Тут Павел все понял.
Последняя фраза Марианны как вспышка осветила перед ним все, что произошло между Чоном и Стасей за время его отсутствия. И чувство вины, которое он долго гнал от себя, больно кольнуло его в сердце. Они все ее предали. Чон, который уверял его, Павла, что ненавидит Зару. Он, Переверзев, который догадывался о том, что связь Чона с Зарой так легко не оборвется. Стефан, которому сейчас не было до сестры дела.
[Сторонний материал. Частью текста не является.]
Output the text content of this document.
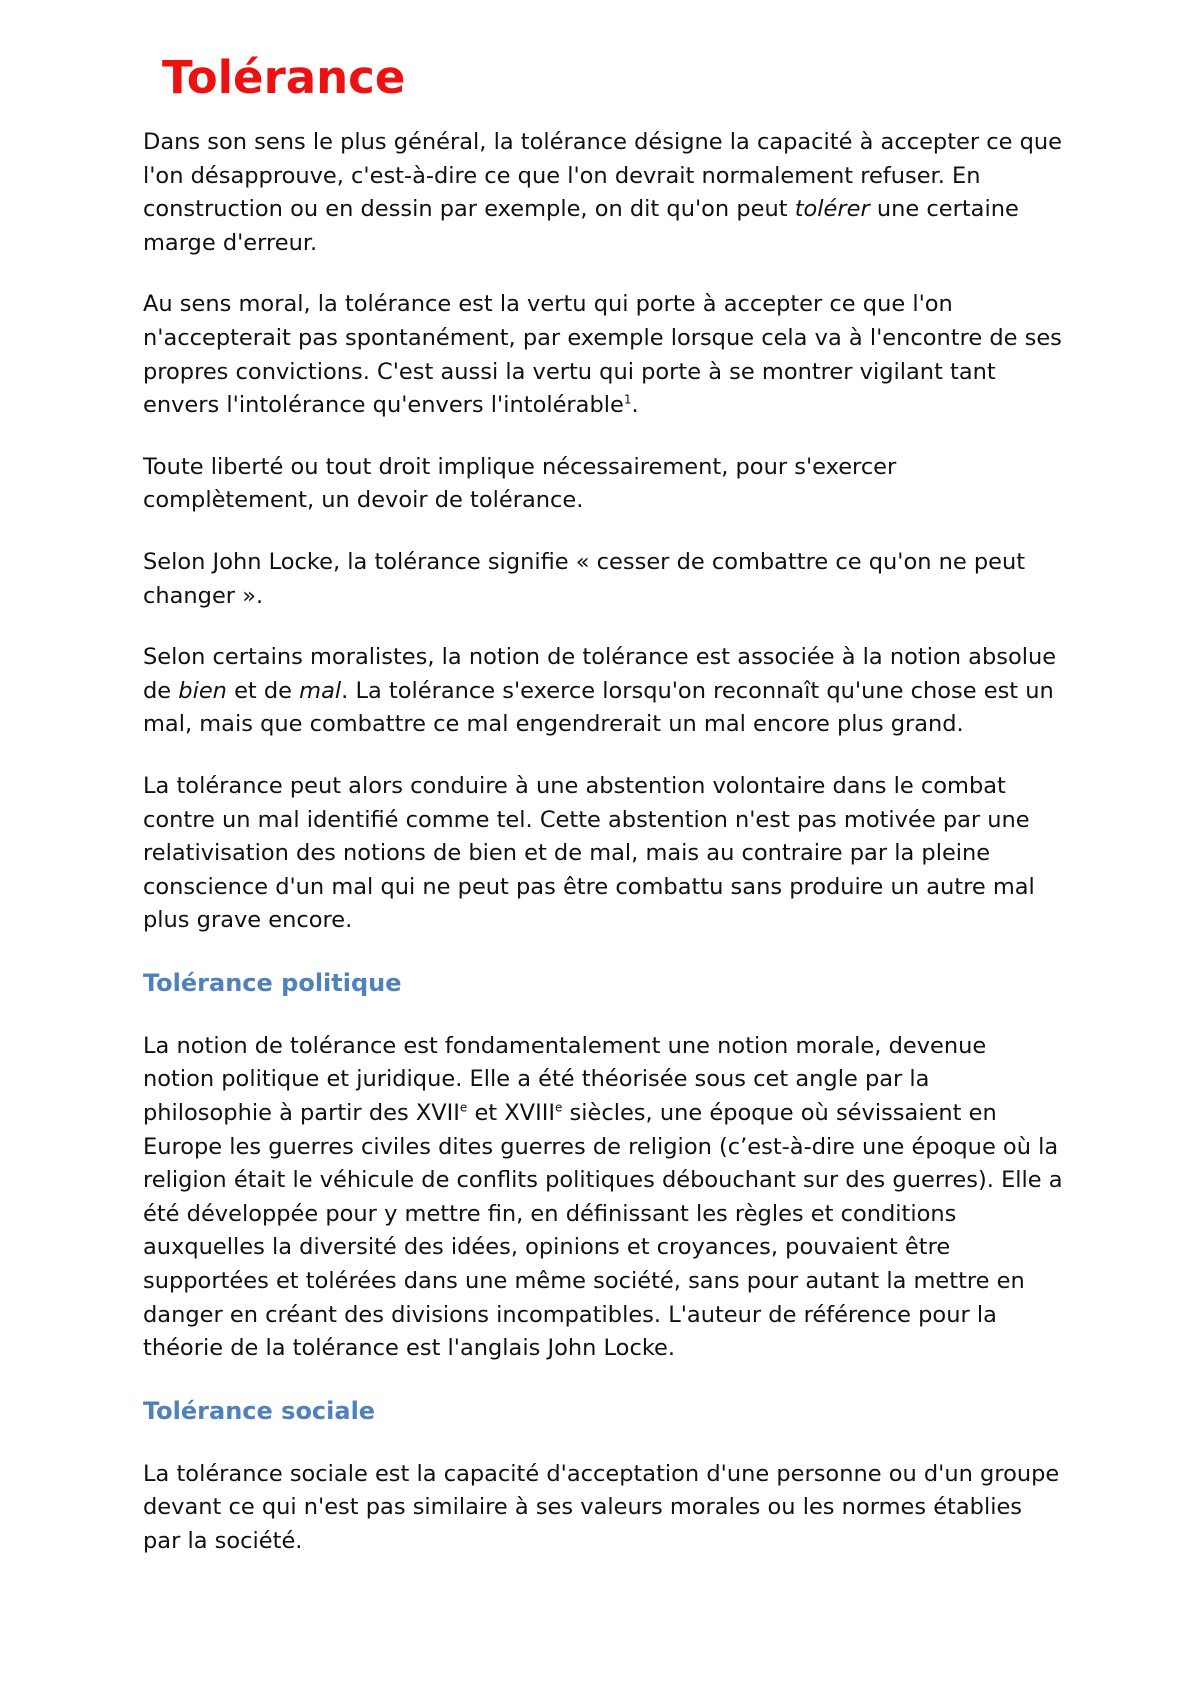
Tolérance

Dans son sens le plus général, la tolérance désigne la capacité à accepter ce que l'on désapprouve, c'est-à-dire ce que l'on devrait normalement refuser. En construction ou en dessin par exemple, on dit qu'on peut tolérer une certaine marge d'erreur.

Au sens moral, la tolérance est la vertu qui porte à accepter ce que l'on n'accepterait pas spontanément, par exemple lorsque cela va à l'encontre de ses propres convictions. C'est aussi la vertu qui porte à se montrer vigilant tant envers l'intolérance qu'envers l'intolérable$^1$.

Toute liberté ou tout droit implique nécessairement, pour s'exercer complètement, un devoir de tolérance.

Selon John Locke, la tolérance signifie « cesser de combattre ce qu'on ne peut changer ».

Selon certains moralistes, la notion de tolérance est associée à la notion absolue de bien et de mal. La tolérance s'exerce lorsqu'on reconnaît qu'une chose est un mal, mais que combattre ce mal engendrerait un mal encore plus grand.

La tolérance peut alors conduire à une abstention volontaire dans le combat contre un mal identifié comme tel. Cette abstention n'est pas motivée par une relativisation des notions de bien et de mal, mais au contraire par la pleine conscience d'un mal qui ne peut pas être combattu sans produire un autre mal plus grave encore.

Tolérance politique

La notion de tolérance est fondamentalement une notion morale, devenue notion politique et juridique. Elle a été théorisée sous cet angle par la philosophie à partir des XVIIe et XVIIIe siècles, une époque où sévissaient en Europe les guerres civiles dites guerres de religion (c’est-à-dire une époque où la religion était le véhicule de conflits politiques débouchant sur des guerres). Elle a été développée pour y mettre fin, en définissant les règles et conditions auxquelles la diversité des idées, opinions et croyances, pouvaient être supportées et tolérées dans une même société, sans pour autant la mettre en danger en créant des divisions incompatibles. L'auteur de référence pour la théorie de la tolérance est l'anglais John Locke.

Tolérance sociale

La tolérance sociale est la capacité d'acceptation d'une personne ou d'un groupe devant ce qui n'est pas similaire à ses valeurs morales ou les normes établies par la société.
Все, кто ее трепетно любили, — предали.
— Зара еще осенью переехала к ним, — продолжала рассказывать Марианна. — Мне кажется, с этого все и началось… Чон ее не переносил… Ты что-то хочешь сказать, Павел?
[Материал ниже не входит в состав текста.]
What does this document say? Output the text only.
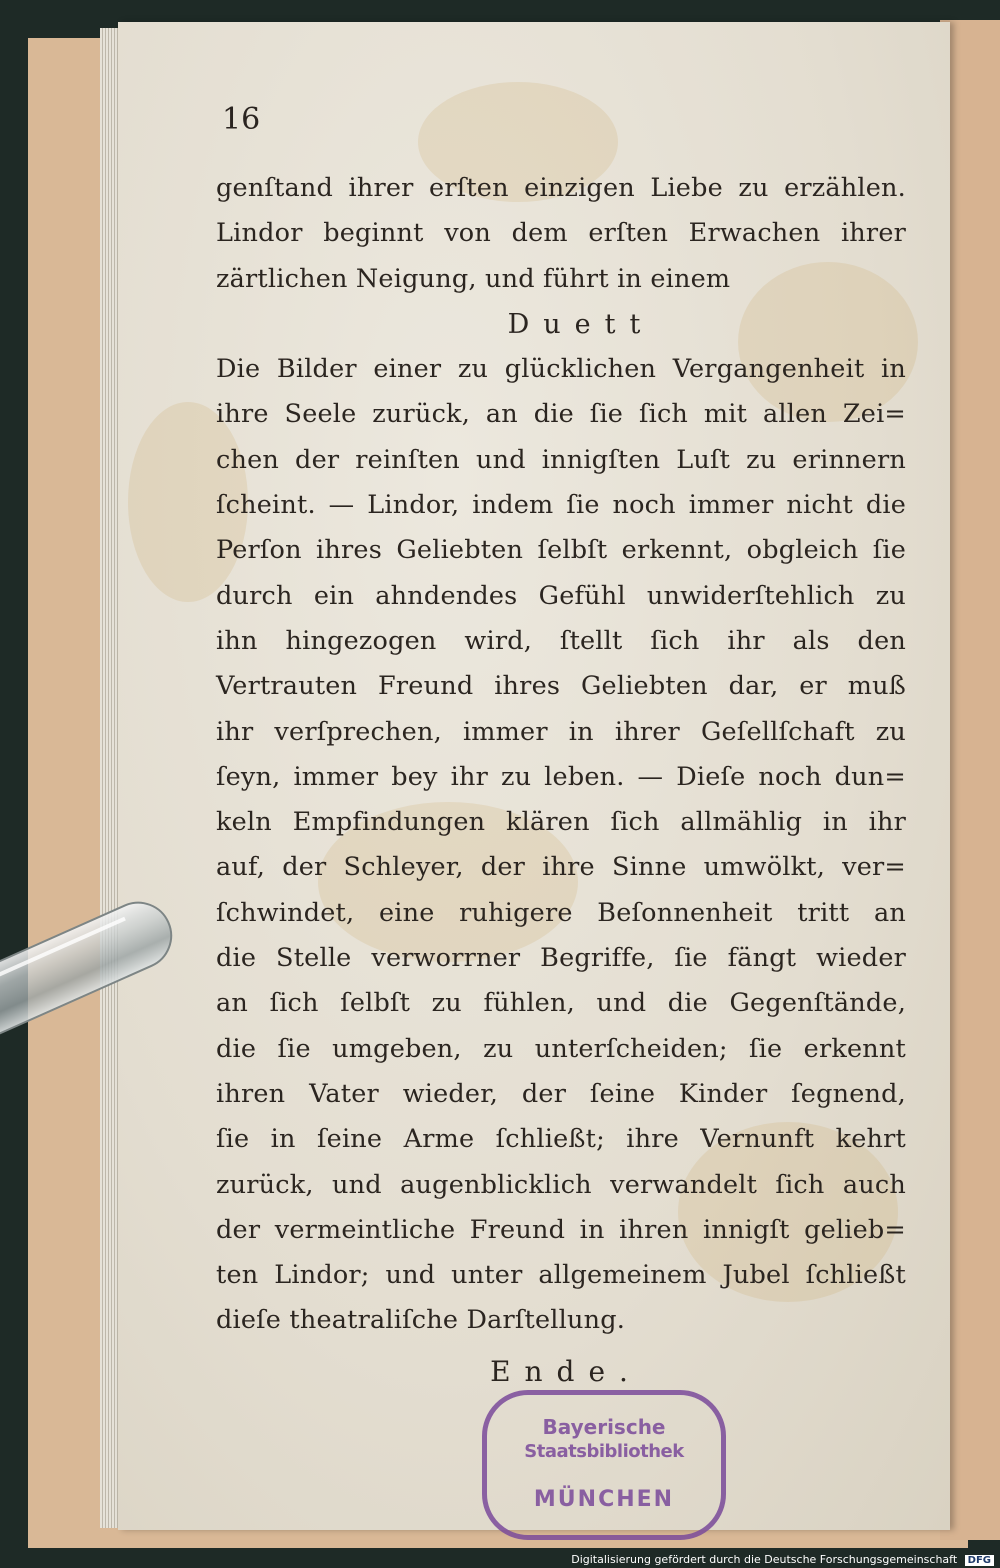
16
genſtand ihrer erſten einzigen Liebe zu erzählen.
Lindor beginnt von dem erſten Erwachen ihrer
zärtlichen Neigung, und führt in einem
Duett
Die Bilder einer zu glücklichen Vergangenheit in
ihre Seele zurück, an die ſie ſich mit allen Zei=
chen der reinſten und innigſten Luſt zu erinnern
ſcheint. — Lindor, indem ſie noch immer nicht die
Perſon ihres Geliebten ſelbſt erkennt, obgleich ſie
durch ein ahndendes Gefühl unwiderſtehlich zu
ihn hingezogen wird, ſtellt ſich ihr als den
Vertrauten Freund ihres Geliebten dar, er muß
ihr verſprechen, immer in ihrer Geſellſchaft zu
ſeyn, immer bey ihr zu leben. — Dieſe noch dun=
keln Empfindungen klären ſich allmählig in ihr
auf, der Schleyer, der ihre Sinne umwölkt, ver=
ſchwindet, eine ruhigere Beſonnenheit tritt an
die Stelle verworrner Begriffe, ſie fängt wieder
an ſich ſelbſt zu fühlen, und die Gegenſtände,
die ſie umgeben, zu unterſcheiden; ſie erkennt
ihren Vater wieder, der ſeine Kinder ſegnend,
ſie in ſeine Arme ſchließt; ihre Vernunft kehrt
zurück, und augenblicklich verwandelt ſich auch
der vermeintliche Freund in ihren innigſt gelieb=
ten Lindor; und unter allgemeinem Jubel ſchließt
dieſe theatraliſche Darſtellung.
Ende.
Bayerische
Staatsbibliothek
MÜNCHEN
Digitalisierung gefördert durch die Deutsche Forschungsgemeinschaft DFG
— Ничего, — глухо откликнулся Переверзев. — Продолжай.
— Потом между ними произошла какая-то ссора, между Стефаном и Чоном, из-за Зары. Стасе было очень плохо, она недели две жила у меня. Потом решила съездить в Петрозаводск, но оттуда вернулась такая же…
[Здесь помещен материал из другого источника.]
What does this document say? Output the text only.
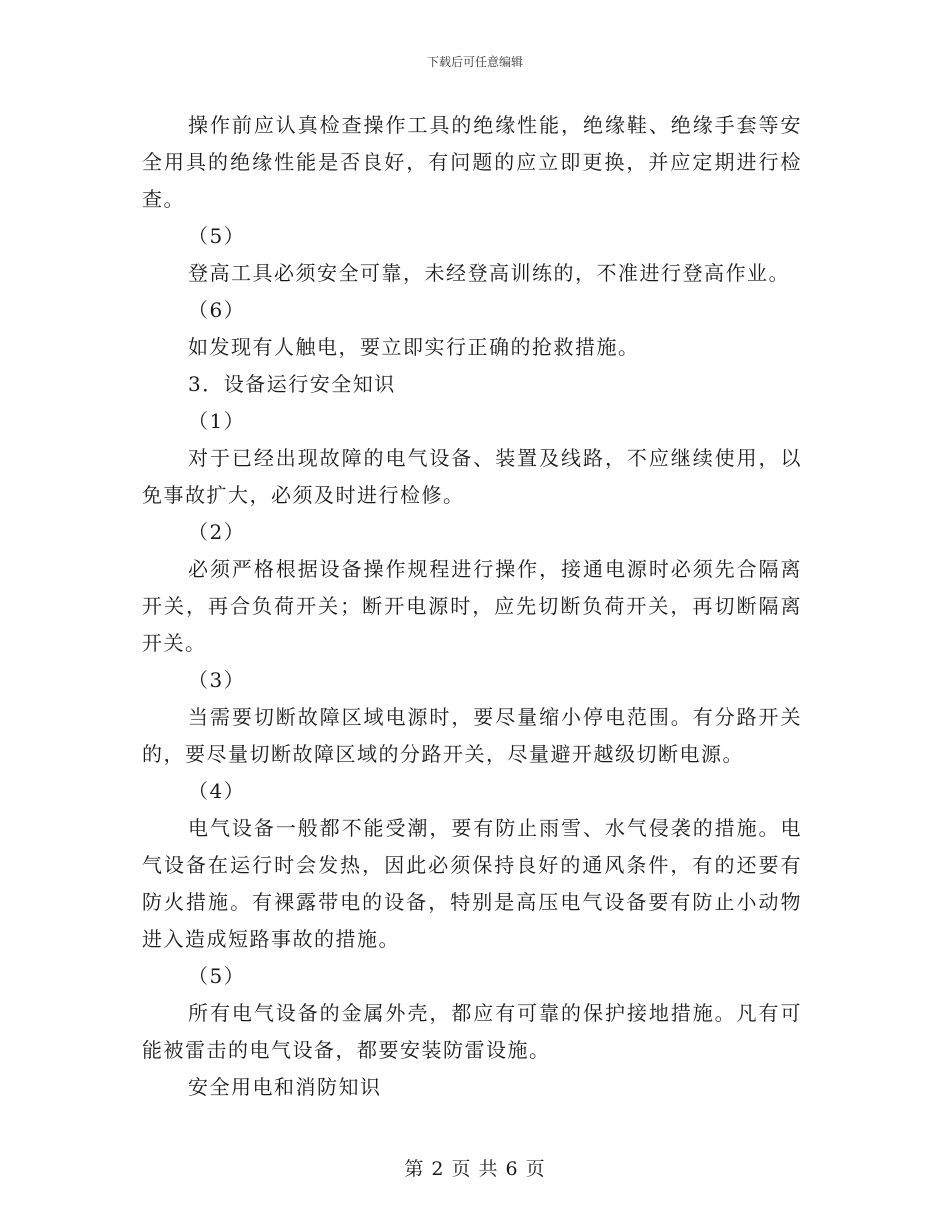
下载后可任意编辑

操作前应认真检查操作工具的绝缘性能，绝缘鞋、绝缘手套等安全用具的绝缘性能是否良好，有问题的应立即更换，并应定期进行检查。

（5）

登高工具必须安全可靠，未经登高训练的，不准进行登高作业。

（6）

如发现有人触电，要立即实行正确的抢救措施。

3．设备运行安全知识

（1）

对于已经出现故障的电气设备、装置及线路，不应继续使用，以免事故扩大，必须及时进行检修。

（2）

必须严格根据设备操作规程进行操作，接通电源时必须先合隔离开关，再合负荷开关；断开电源时，应先切断负荷开关，再切断隔离开关。

（3）

当需要切断故障区域电源时，要尽量缩小停电范围。有分路开关的，要尽量切断故障区域的分路开关，尽量避开越级切断电源。

（4）

电气设备一般都不能受潮，要有防止雨雪、水气侵袭的措施。电气设备在运行时会发热，因此必须保持良好的通风条件，有的还要有防火措施。有裸露带电的设备，特别是高压电气设备要有防止小动物进入造成短路事故的措施。

（5）

所有电气设备的金属外壳，都应有可靠的保护接地措施。凡有可能被雷击的电气设备，都要安装防雷设施。

安全用电和消防知识

第 2 页 共 6 页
— Петрозаводск… — повторил Переверзев. — Я что-то слышал от Чона о Петрозаводске. Кто у нее там?
Марианна, как бы спохватившись, что сказала лишнее, другим тоном произнесла:
— Да никого. Она любит этот город. Всегда оттуда возвращалась бодрой. Но на этот раз как будто никуда не ездила. Еле приплелась домой, поставила сумку с вещами и затворилась наверху… Может, ты съездишь в это самое Конаково, поговоришь с Павлом?
— Может, съезжу, — неопределенно отозвался Павел. — Не знаю, будет ли от этого толк…
Он поднялся, взглянул на часы. Половина первого.
— Как думаешь, Марьяша, она уже спит?.. Схожу взгляну на ее окошко…
— Сходи, — пожала плечами Марианна. — Я постелю тебе на раскладушке.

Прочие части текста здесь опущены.